Natürlich wäre es einfacher, Gift zu nehmen. Sich nach Art der Feigen, der Schwachen, davon zu machen. Es kostet soviel weniger Überwindung, einen Becher zu leeren, denn eine Waffe an die eigene Schläfe zu setzen, doch mir graut vor der vagen Hoffnung, vielleicht noch gefunden zu werden, ehe es zu spät ist, die dieser Weg zu inkludieren scheint. Bei Gott, ich wünschte, ich hätte zu jenen tapferen, unerschrockenen Männern gehört, denen es beschieden war, ihren Tod zu finden, an jenem Tag, da die Dauntless geopfert wurde, weil ihr Kommandant blind war vor Gier und Stolz und Hass, weil er, einmal nur, Herrscher sein wollte über Gewalten und See und Schicksal, weil er die Stunde gekommen sah, seine Jagd, seine große Aufgabe zu Ende zu bringen, weil – ja, weil er sich unverwundbar glaubte, damals, sich und sein Schiff und all jene, die unter seinem Kommando standen. Es ist nicht recht, dass der Schuldige überlebt.

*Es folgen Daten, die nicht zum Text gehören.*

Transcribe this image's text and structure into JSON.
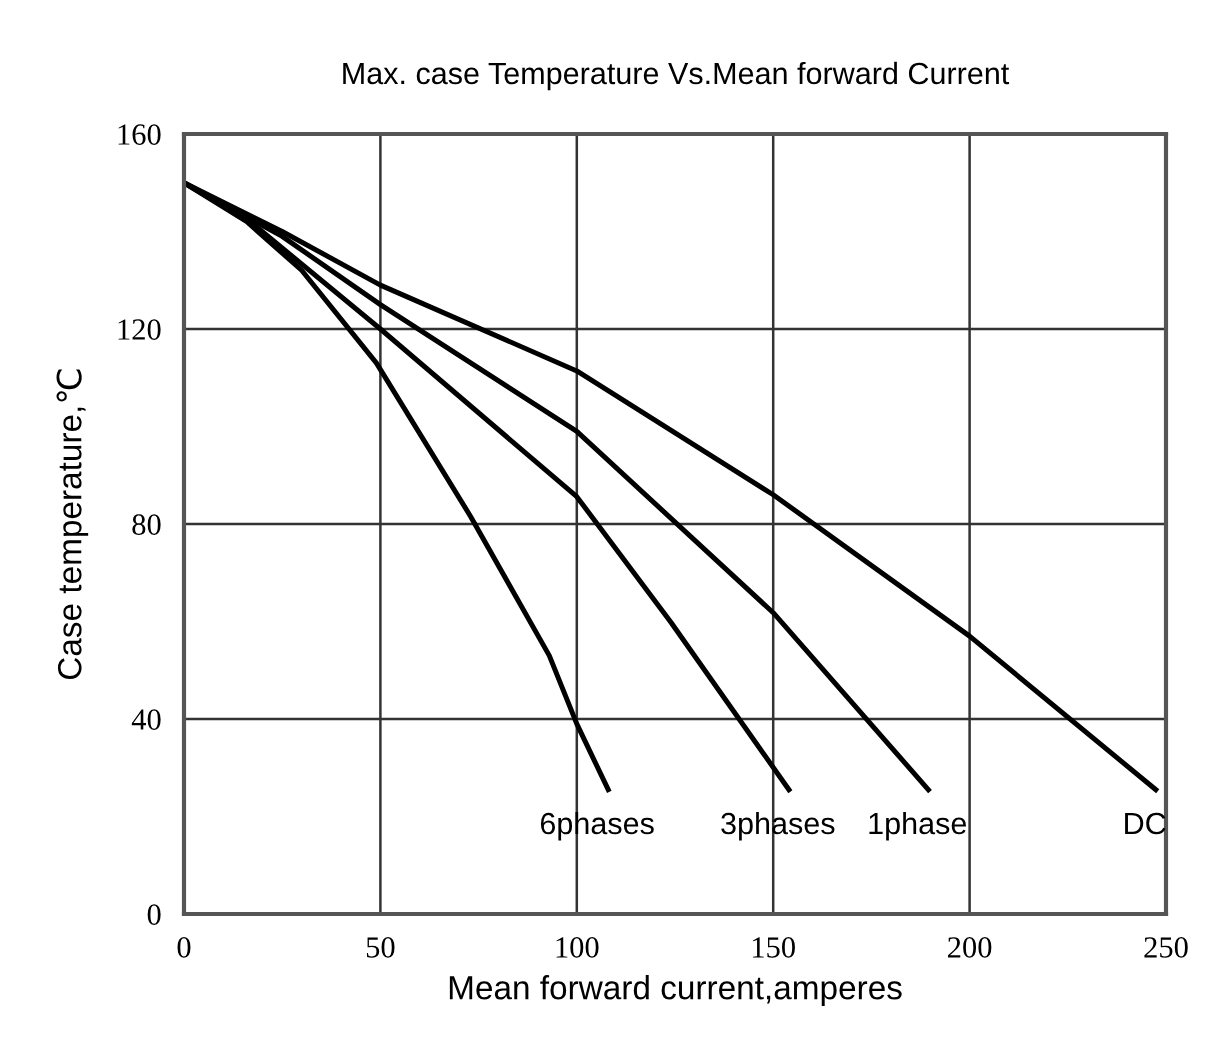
{
  "chart_data": {
    "type": "line",
    "title": "Max. case Temperature Vs.Mean forward Current",
    "xlabel": "Mean forward current,amperes",
    "ylabel": "Case temperature,℃",
    "xlim": [
      0,
      250
    ],
    "xticks": [
      0,
      50,
      100,
      150,
      200,
      250
    ],
    "ylim": [
      0,
      160
    ],
    "yticks": [
      0,
      40,
      80,
      120,
      160
    ],
    "grid": true,
    "legend": false,
    "marker": "none",
    "line_style": "solid",
    "series": [
      {
        "name": "6phases",
        "color": "#000000",
        "x": [
          0,
          16,
          30,
          49,
          73,
          93,
          100,
          108
        ],
        "values": [
          150,
          142,
          132,
          113,
          81.5,
          53,
          39,
          25.5
        ]
      },
      {
        "name": "3phases",
        "color": "#000000",
        "x": [
          0,
          16,
          50,
          100,
          124,
          154
        ],
        "values": [
          150,
          142.6,
          120,
          85.6,
          59.8,
          25.5
        ]
      },
      {
        "name": "1phase",
        "color": "#000000",
        "x": [
          0,
          25,
          50,
          100,
          150,
          189.5
        ],
        "values": [
          150,
          139,
          125,
          99,
          61.8,
          25.5
        ]
      },
      {
        "name": "DC",
        "color": "#000000",
        "x": [
          0,
          25,
          50,
          100,
          150,
          200,
          247.4
        ],
        "values": [
          150,
          140,
          129,
          111.4,
          86,
          57,
          25.5
        ]
      }
    ]
  }
}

Langsam setze ich die Pistole an meine Schläfe, den Finger um den Abzug gekrümmt. Lange verharre ich in dieser absurden Pose, der Pose des Zweiflers, Schwächlings, draußen graut der Morgen und ich erkenne mit erschreckender Klarheit, dass mein ganzes Leben, meine ganze Wahrnehmung meiner selbst, auf einem Irrtum – einer Lüge, vielleicht? – basiert hat: all die vermutete Tapferkeit, Stärke, Furchtlosigkeit, Prinzipientreue war mir doch nur Maske und Täuschung, denn an jenem Punkt meines Lebens, da ich sie mir abverlangen muss, diese Tugenden, da haben sie mich mit einem Mal verlassen.
„Drück ab", sage ich mir leise, meine Stimme klingt fremd und hart in meinen eigenen Ohren, und die schmähliche Wahrheit kenne ich doch schon zur Genüge: ich kann es nicht.

Später, als die Kerze gelöscht, der Brief verbrannt, die Pistole sicher verwahrt ist, stehe ich auf und gehe ziellos im Raum auf und ab, im Wandspiegel offenbart sich mir ein übernächtiges Gesicht mit tiefen Ringen unter den Augen und einem ungekannten, bitteren Zug um den Mund, ein Gesicht das mir indes nur vage bekannt vorkommt – das Gesicht eines Feiglings, der seine Wahl getroffen hat.